News Item
Forbes featured Darren Rosenblum's latest column: "Carrots And Sticks: Why Nasdaq Adopted Its Radical Board Diversity Quota"
Forbes featured Darren Rosenblum's latest column: "Carrots And Sticks: Why Nasdaq Adopted Its Radical Board Diversity Quota"
Nasdaq announced that they have submitted a proposal to the Securities and Exchange Commission (SEC) to require listed companies have one woman board member and one other board member from an underrepresented group. Firms that fail to comply with this requirement must justify their failure or risk delisting from the exchange. This comply-or-explain rule is radical for a securities exchange. While it deserves praise for innovation, what happens next will be fascinating to watch. Will the SEC approve the Nasdaq initiative? If so, how will Nasdaq’s new rule affect companies? Will it improve equality and inclusion at the upper levels of the corporate sector? To answer these questions, we have to first understand the proposal and why it was adopted.
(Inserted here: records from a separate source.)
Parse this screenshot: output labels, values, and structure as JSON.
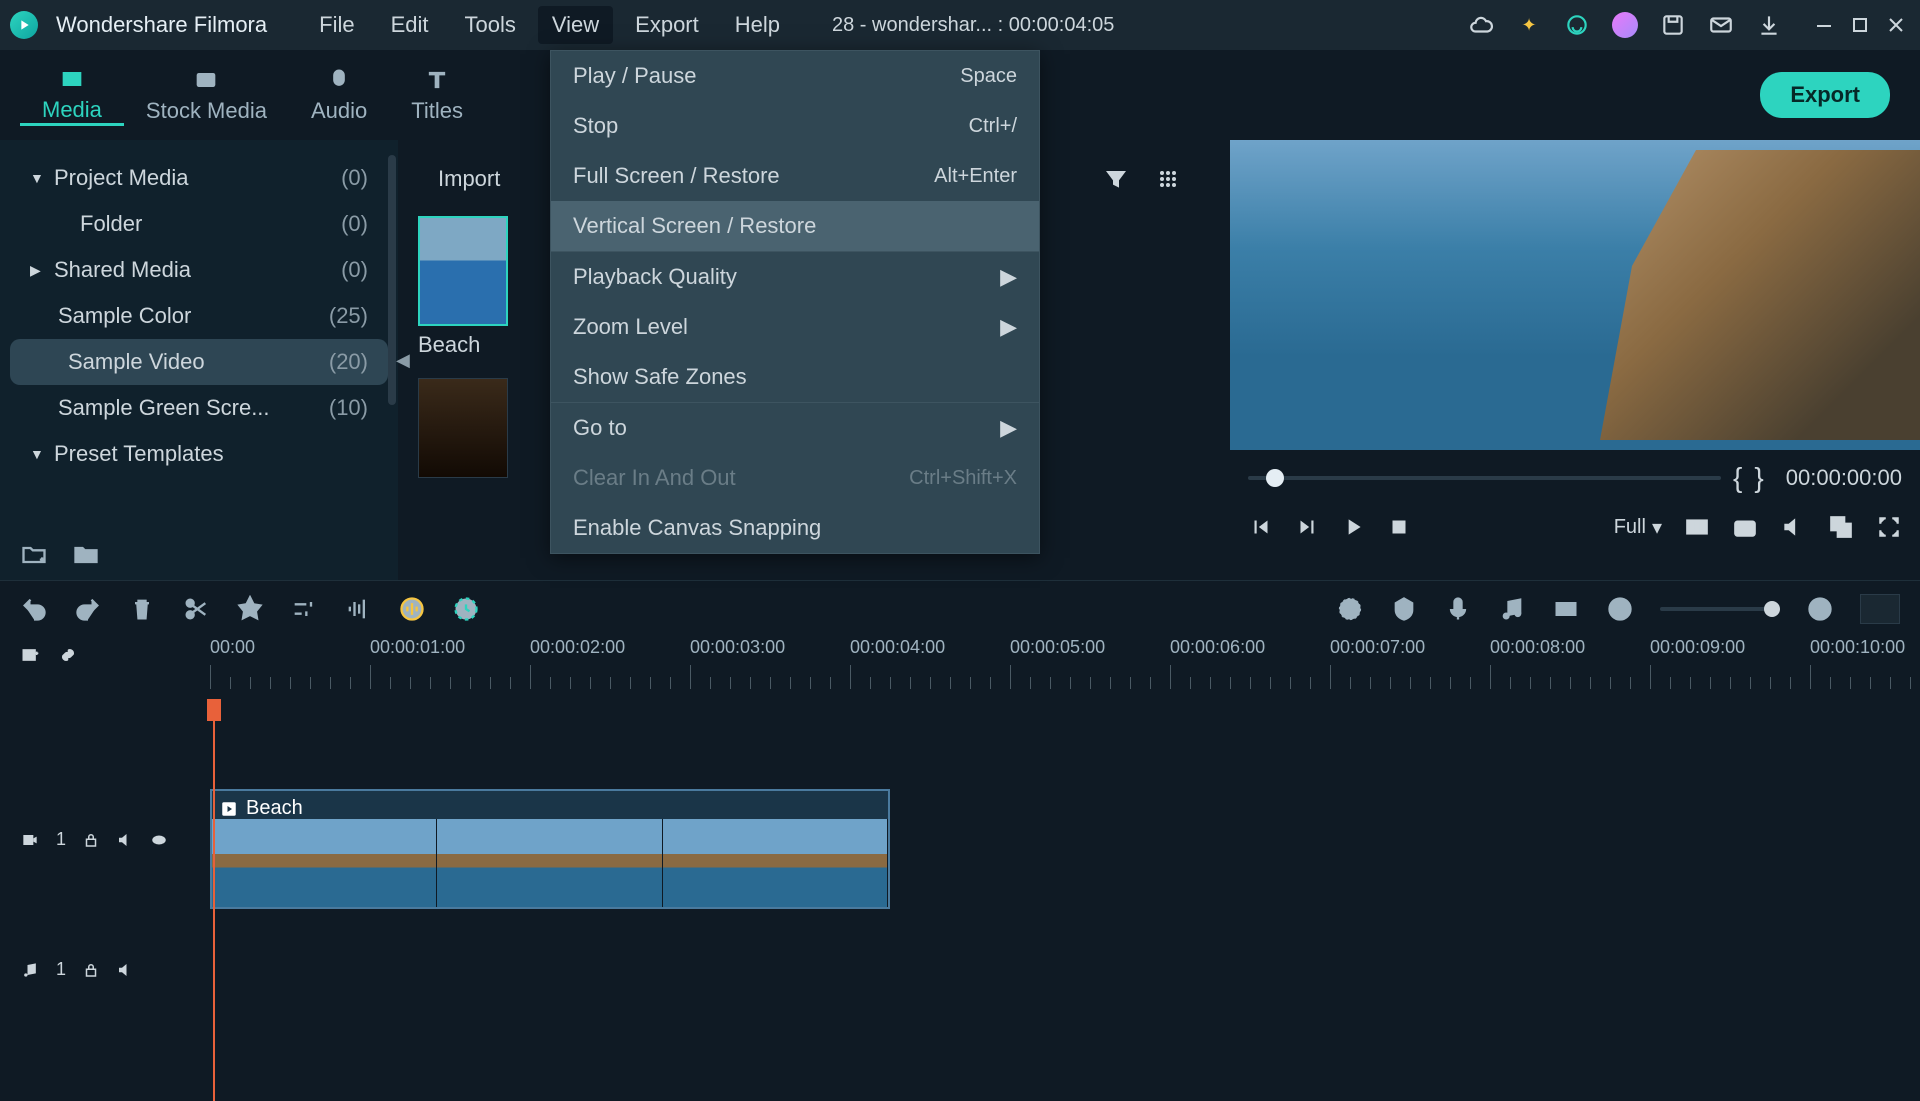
{
  "app": {
    "name": "Wondershare Filmora",
    "doc": "28 - wondershar... : 00:00:04:05"
  },
  "menubar": [
    "File",
    "Edit",
    "Tools",
    "View",
    "Export",
    "Help"
  ],
  "tabs": [
    {
      "label": "Media",
      "active": true
    },
    {
      "label": "Stock Media"
    },
    {
      "label": "Audio"
    },
    {
      "label": "Titles"
    }
  ],
  "export_label": "Export",
  "sidebar": {
    "items": [
      {
        "label": "Project Media",
        "count": "(0)",
        "arrow": "▼"
      },
      {
        "label": "Folder",
        "count": "(0)",
        "sub": true
      },
      {
        "label": "Shared Media",
        "count": "(0)",
        "arrow": "▶"
      },
      {
        "label": "Sample Color",
        "count": "(25)",
        "sub2": true
      },
      {
        "label": "Sample Video",
        "count": "(20)",
        "sub2": true,
        "selected": true
      },
      {
        "label": "Sample Green Scre...",
        "count": "(10)",
        "sub2": true
      },
      {
        "label": "Preset Templates",
        "arrow": "▼"
      }
    ]
  },
  "media": {
    "import": "Import",
    "thumb1": "Beach"
  },
  "dropdown": [
    {
      "label": "Play / Pause",
      "shortcut": "Space"
    },
    {
      "label": "Stop",
      "shortcut": "Ctrl+/"
    },
    {
      "label": "Full Screen / Restore",
      "shortcut": "Alt+Enter"
    },
    {
      "label": "Vertical Screen / Restore",
      "hover": true
    },
    {
      "sep": true
    },
    {
      "label": "Playback Quality",
      "submenu": true
    },
    {
      "label": "Zoom Level",
      "submenu": true
    },
    {
      "label": "Show Safe Zones"
    },
    {
      "sep": true
    },
    {
      "label": "Go to",
      "submenu": true
    },
    {
      "label": "Clear In And Out",
      "shortcut": "Ctrl+Shift+X",
      "disabled": true
    },
    {
      "label": "Enable Canvas Snapping"
    }
  ],
  "preview": {
    "timecode": "00:00:00:00",
    "quality": "Full"
  },
  "timeline": {
    "ticks": [
      "00:00",
      "00:00:01:00",
      "00:00:02:00",
      "00:00:03:00",
      "00:00:04:00",
      "00:00:05:00",
      "00:00:06:00",
      "00:00:07:00",
      "00:00:08:00",
      "00:00:09:00",
      "00:00:10:00"
    ],
    "clip": "Beach",
    "v_track": "1",
    "a_track": "1"
  }
}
Though it may seem like a minor imposition, it is both novel and will affect firm governance in important ways. First, Nasdaq would be the first of the very top exchanges to adopt a board representation diversity requirement. What Nasdaq also adds here however is the inclusion of a person from an underrepresented group. Its proposal combines California’s largely sucessful 2018 quota for women and its recent quota for underrepresented groups, by which they meant certain racial and ethnic groups and LGBT people.
Nasdaq’s effort to encourage diversity deserves our recognition. Diversity, as many recognize, not only advances the firms’ interests by fostering better governance and reducing groupthink. It also serves as an investment in society overall.
Yet Nasdaq’s effort here is not just about virtue signaling. How did we get to the point where one of the world’s top exchanges, in the generally anti-quota United States context, adopted a quota? Surely Nasdaq, as the exchange that includes some of the world’s largest technology firms, would rather get ahead of this movement rather than pull up the rear. What motivated Nasdaq’s choice?
As with most choices, it probably involves a combination of carrots and sticks. For most private sector endeavors, the carrot is profits and money. This decision on Nasdaq’s part is no different. Over the past decade, key private equity investors and pension funds have initiated their own diversity efforts. Nasdaq’s decision follows their efforts, all of which reflect the market’s acceptance of quotas as a technique for realizing diversity.